The Joint Committee on Human Rights (JCHR) has published a Report on the Crime and Courts Bill which will be considered at Report stage in the House of Lords from Tuesday 27 November. In its Report the Committee expresses concern that the new National Crime Agency to be exempt from the Freedom of Information Act:
19. The Bill provides for the NCA to be exempt from freedom of information (“FOI”) legislation. The NCA’s predecessor, the Serious Organised Crime Agency (“SOCA”) was similarly exempt from the FOI Act, but the functions which the NCA will take on from the UK Border Agency and the National Policing Improvement Agency were not previously exempt.
20. We asked the Government for its justification for excluding from the scope of the FOI legislation functions which were formerly within the scope of that legislation. The Government’s response is that the functions transferring into the NCA which were formerly within the scope of FOI legislation are expected to make up only a small part of the Agency (about 8% of staff and 5% of budget), and it is not considered possible to ring-fence the functions of the precursor agencies for the purposes of the application of FOI legislation. This, the Government explains, is because the NCA is being designed as an integrated whole—to ensure a free flow of information between the central intelligence hub and all parts of the Agency, and it would defeat the purpose of such an approach if individual parts had to be cordoned off as subject to the FOI Act. Precursor units are also considered to be unlikely to be clearly identifiable as distinct entities within the new NCA.

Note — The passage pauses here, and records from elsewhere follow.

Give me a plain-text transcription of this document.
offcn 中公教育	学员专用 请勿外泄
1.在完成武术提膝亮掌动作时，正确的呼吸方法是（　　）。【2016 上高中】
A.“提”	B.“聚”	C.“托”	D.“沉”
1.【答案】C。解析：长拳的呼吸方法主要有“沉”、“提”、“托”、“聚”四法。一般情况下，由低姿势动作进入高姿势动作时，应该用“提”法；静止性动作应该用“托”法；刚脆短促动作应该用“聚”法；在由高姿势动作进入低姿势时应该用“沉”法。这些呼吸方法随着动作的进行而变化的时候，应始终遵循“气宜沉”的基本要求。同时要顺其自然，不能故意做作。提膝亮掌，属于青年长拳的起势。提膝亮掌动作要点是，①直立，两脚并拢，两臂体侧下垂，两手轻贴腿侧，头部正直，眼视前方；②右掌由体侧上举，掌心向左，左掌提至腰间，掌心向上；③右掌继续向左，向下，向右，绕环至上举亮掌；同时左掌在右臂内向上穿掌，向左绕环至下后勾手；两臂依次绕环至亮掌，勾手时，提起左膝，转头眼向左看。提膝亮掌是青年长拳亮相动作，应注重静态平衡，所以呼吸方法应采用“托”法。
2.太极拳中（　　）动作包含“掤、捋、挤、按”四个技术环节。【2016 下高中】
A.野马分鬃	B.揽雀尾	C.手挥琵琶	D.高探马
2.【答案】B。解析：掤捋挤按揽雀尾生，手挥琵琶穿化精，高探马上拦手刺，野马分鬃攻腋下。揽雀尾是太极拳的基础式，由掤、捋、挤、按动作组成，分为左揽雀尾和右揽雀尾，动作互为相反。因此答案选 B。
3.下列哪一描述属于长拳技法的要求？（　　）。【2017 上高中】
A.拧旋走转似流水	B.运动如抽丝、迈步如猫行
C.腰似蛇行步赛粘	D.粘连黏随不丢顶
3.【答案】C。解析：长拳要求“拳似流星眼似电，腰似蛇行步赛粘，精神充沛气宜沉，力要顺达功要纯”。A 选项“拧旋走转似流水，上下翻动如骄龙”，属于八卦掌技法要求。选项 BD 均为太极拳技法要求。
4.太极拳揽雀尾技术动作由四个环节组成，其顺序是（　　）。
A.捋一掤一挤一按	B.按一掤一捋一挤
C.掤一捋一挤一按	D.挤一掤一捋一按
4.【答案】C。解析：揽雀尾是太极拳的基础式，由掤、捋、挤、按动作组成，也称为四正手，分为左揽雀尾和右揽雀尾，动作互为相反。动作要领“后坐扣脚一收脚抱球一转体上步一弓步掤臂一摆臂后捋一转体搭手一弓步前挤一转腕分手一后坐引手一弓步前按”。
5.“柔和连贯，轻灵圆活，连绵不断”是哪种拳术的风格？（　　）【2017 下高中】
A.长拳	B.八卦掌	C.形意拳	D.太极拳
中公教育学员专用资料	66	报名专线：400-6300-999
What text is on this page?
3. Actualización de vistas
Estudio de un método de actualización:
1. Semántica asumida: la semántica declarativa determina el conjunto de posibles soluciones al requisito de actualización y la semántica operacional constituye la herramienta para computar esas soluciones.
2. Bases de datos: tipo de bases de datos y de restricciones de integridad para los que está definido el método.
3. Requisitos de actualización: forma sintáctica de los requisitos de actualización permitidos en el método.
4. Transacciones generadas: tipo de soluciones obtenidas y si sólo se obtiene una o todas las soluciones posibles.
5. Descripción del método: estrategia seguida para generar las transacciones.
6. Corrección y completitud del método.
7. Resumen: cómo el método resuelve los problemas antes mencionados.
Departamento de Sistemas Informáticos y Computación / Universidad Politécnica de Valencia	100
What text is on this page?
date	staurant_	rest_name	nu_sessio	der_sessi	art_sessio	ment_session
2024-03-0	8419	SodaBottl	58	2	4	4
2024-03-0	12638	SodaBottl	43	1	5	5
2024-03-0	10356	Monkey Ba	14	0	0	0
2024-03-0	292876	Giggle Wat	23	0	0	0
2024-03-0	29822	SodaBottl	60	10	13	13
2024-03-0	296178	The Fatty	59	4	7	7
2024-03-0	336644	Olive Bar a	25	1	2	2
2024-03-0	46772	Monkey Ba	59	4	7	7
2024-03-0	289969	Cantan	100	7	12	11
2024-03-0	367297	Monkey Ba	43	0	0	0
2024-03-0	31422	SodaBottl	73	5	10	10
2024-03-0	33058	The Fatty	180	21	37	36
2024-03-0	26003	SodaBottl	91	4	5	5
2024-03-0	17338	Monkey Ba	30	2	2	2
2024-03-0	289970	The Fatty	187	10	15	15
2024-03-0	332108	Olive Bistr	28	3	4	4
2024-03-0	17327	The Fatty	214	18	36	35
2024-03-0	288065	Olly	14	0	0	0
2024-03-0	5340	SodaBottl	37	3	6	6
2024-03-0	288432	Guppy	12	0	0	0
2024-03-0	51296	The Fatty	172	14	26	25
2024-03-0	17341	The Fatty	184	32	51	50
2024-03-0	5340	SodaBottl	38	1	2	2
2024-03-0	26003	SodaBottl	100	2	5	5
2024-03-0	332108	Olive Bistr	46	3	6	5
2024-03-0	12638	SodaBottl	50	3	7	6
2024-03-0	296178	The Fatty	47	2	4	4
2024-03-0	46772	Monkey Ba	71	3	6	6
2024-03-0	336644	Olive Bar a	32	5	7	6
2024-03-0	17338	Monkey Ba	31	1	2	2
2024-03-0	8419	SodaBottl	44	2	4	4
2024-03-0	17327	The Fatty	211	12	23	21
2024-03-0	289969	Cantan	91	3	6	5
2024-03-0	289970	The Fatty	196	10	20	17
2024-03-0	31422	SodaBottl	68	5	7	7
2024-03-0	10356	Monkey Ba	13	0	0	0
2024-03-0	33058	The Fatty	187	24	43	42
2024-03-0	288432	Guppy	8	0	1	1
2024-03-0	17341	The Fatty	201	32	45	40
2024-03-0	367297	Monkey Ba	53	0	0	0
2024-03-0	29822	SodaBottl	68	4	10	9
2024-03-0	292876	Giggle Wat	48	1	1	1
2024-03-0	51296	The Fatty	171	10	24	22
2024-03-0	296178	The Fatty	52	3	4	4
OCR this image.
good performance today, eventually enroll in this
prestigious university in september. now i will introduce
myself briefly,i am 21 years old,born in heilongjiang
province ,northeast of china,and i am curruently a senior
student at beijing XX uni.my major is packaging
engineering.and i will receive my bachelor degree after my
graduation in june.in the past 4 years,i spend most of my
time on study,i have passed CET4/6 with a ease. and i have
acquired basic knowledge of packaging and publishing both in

21. The Government also states that it is committed to ensuring that the NCA will be transparent, notwithstanding that FOI legislation will not apply to it. The Director General will be under a statutory duty to make arrangements for publishing information about the exercise of NCA functions, and the sorts of information that will be published will be set out in the NCA’s Framework Document, which will itself be published and laid before Parliament. The Government expects that as a result the NCA will in fact publish more information than its predecessors.
22. We are not convinced by the Government’s justification for reducing the coverage of freedom of information legislation by including within the NCA exemption functions which were previously covered by that legislation. We are concerned that reducing the coverage of this legislation in this way could create a dangerous precedent. It is not uncommon for this legislation to apply to certain of an organisation’s functions but not others, and we need a good deal more evidence from the Government to persuade us why the NCA should be any different.
During the Bill’s Committee stage in the House of Lords, Baroness Hamwee moved an amendment to to make the NCA subject to the FOI Act. Following a reply from the Home Office minister, Lord Henley, the Baroness said “I am afraid that I remain unconvinced” that the NCA “should be exempt in its totality”. She withdrew the amendment but said “this issue justifies further examination”.